ABOU DHABI, 7 février 2026 (WAM) – Le Dr Thani bin Ahmed Al Zeyoudi, ministre du Commerce extérieur, a déclaré que l’Accord de partenariat économique global (CEPA) signé entre les Émirats arabes unis et la République gabonaise constitue une étape majeure dans le renforcement de la coopération économique et commerciale, ouvrant de nouvelles perspectives d’investissement conjoint dans des secteurs prioritaires, notamment les mines, la production alimentaire et les services.
Dans une déclaration à l’Agence de presse des Émirats (WAM), Al Zeyoudi a souligné que le Gabon représente un partenaire économique prometteur pour les Émirats arabes unis, soutenu par des perspectives de croissance stables. Le produit intérieur brut (PIB) du pays a atteint environ 20,6 milliards de dollars en 2024, avec une croissance attendue d’environ 3 % en 2025, a-t-il précisé.
Il a indiqué que l’économie gabonaise repose principalement sur ses ressources naturelles, les matières premières représentant plus de 90 % des exportations totales. Celles-ci comprennent le pétrole et les produits pétroliers, le manganèse utilisé dans la production d’acier et d’engrais, ainsi que le bois, les produits forestiers et des denrées agricoles telles que le cacao, le café, l’huile de palme et le caoutchouc.
Le ministre a rappelé que le Gabon a lancé en 2021 un plan de transformation accélérée d’un montant de 5,5 milliards de dollars, visant à soutenir la diversification économique et à stimuler les secteurs non pétroliers à travers des investissements ciblés dans les mines, la foresterie et l’agriculture, parallèlement à des priorités telles que le développement des infrastructures, la numérisation, l’éducation, le renforcement des compétences et l’amélioration de l’environnement des affaires.
Ces initiatives ont renforcé l’attractivité du Gabon pour les investissements directs étrangers, a-t-il expliqué.
Al Zeyoudi a ajouté que le CEPA contribuera à dynamiser les échanges bilatéraux et à renforcer la présence des Émirats arabes unis en Afrique de l’Ouest, une région dotée d’un fort potentiel de croissance durable et de diversification.
Les échanges non pétroliers entre les deux pays ont atteint environ 320,7 millions de dollars en 2025, en hausse par rapport à 2024 et plus du double de la valeur enregistrée en 2021. Les principales exportations non pétrolières du Gabon vers les Émirats arabes unis comprennent le manganèse, le caoutchouc et le bois.

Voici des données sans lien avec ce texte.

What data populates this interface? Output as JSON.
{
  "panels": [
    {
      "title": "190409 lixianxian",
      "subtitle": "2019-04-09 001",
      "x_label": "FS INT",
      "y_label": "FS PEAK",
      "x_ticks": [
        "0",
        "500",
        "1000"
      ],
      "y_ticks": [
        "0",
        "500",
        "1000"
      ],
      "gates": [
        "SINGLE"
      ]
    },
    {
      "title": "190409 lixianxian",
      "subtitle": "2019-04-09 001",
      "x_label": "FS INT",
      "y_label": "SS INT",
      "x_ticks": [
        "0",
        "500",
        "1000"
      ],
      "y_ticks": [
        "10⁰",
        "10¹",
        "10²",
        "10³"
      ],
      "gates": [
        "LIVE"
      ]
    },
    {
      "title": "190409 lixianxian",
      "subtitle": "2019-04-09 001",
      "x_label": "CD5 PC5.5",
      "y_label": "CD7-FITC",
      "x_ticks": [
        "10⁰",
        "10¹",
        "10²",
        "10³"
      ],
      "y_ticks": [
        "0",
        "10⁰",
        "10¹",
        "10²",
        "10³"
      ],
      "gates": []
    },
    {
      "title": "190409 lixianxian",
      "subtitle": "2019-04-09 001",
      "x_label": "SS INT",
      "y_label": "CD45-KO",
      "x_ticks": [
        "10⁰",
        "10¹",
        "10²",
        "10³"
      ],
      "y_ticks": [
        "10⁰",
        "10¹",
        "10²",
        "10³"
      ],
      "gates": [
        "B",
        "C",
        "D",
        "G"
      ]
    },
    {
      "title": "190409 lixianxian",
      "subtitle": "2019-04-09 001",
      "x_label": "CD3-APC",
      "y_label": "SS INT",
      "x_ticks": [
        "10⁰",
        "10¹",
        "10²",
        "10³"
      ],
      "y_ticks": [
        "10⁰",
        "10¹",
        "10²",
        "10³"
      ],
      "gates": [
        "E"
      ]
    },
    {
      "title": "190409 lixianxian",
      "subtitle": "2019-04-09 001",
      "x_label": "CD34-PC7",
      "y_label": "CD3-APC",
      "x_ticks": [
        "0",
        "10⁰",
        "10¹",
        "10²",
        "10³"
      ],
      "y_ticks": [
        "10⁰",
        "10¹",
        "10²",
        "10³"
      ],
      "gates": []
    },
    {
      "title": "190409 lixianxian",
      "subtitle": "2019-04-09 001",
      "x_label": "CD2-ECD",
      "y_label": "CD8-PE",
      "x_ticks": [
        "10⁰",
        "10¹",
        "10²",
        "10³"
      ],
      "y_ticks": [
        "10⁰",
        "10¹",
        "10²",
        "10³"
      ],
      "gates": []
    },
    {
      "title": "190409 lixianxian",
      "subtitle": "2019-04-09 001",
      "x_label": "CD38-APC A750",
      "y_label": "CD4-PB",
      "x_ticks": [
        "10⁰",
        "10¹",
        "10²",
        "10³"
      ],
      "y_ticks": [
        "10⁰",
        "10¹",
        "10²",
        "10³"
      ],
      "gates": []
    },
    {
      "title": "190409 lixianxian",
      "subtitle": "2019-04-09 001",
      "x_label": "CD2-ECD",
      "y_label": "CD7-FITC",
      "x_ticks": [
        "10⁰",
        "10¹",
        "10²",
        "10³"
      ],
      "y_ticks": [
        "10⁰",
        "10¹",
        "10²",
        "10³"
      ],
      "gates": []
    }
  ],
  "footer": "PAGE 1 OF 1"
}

Il a précisé que l’accord vise à éliminer ou réduire les droits de douane, lever les obstacles au commerce, élargir l’accès aux marchés pour les exportations de services, établir un cadre pour le commerce numérique et définir un mécanisme clair de règlement des différends, des mesures appelées à améliorer le climat des affaires et à encourager les investissements réciproques.
Le ministre a également souligné que l’accord renforcera le rôle des Émirats arabes unis en tant que pôle mondial des chaînes d’approvisionnement et passerelle stratégique reliant le monde arabe à l’Europe, à l’Asie et à l’Afrique, tout en favorisant la coopération entre les secteurs privés des deux pays dans divers domaines de services, notamment la logistique, la construction, l’ingénierie, la santé, l’éducation, les services environnementaux, les services financiers et les télécommunications.
Concernant l’entrée en vigueur de l’accord, Al Zeyoudi a indiqué que les deux parties entameront les procédures de ratification à la suite de la signature, le CEPA prenant effet une fois ces démarches achevées.
Il a enfin souligné que les retombées positives devraient se matérialiser dès la mise en œuvre, grâce à la simplification des procédures douanières, à la réduction des droits de douane et à l’amélioration de l’accès des biens et services aux deux marchés, soutenant ainsi une croissance économique partagée et le renforcement du partenariat stratégique entre les Émirats arabes unis et le Gabon.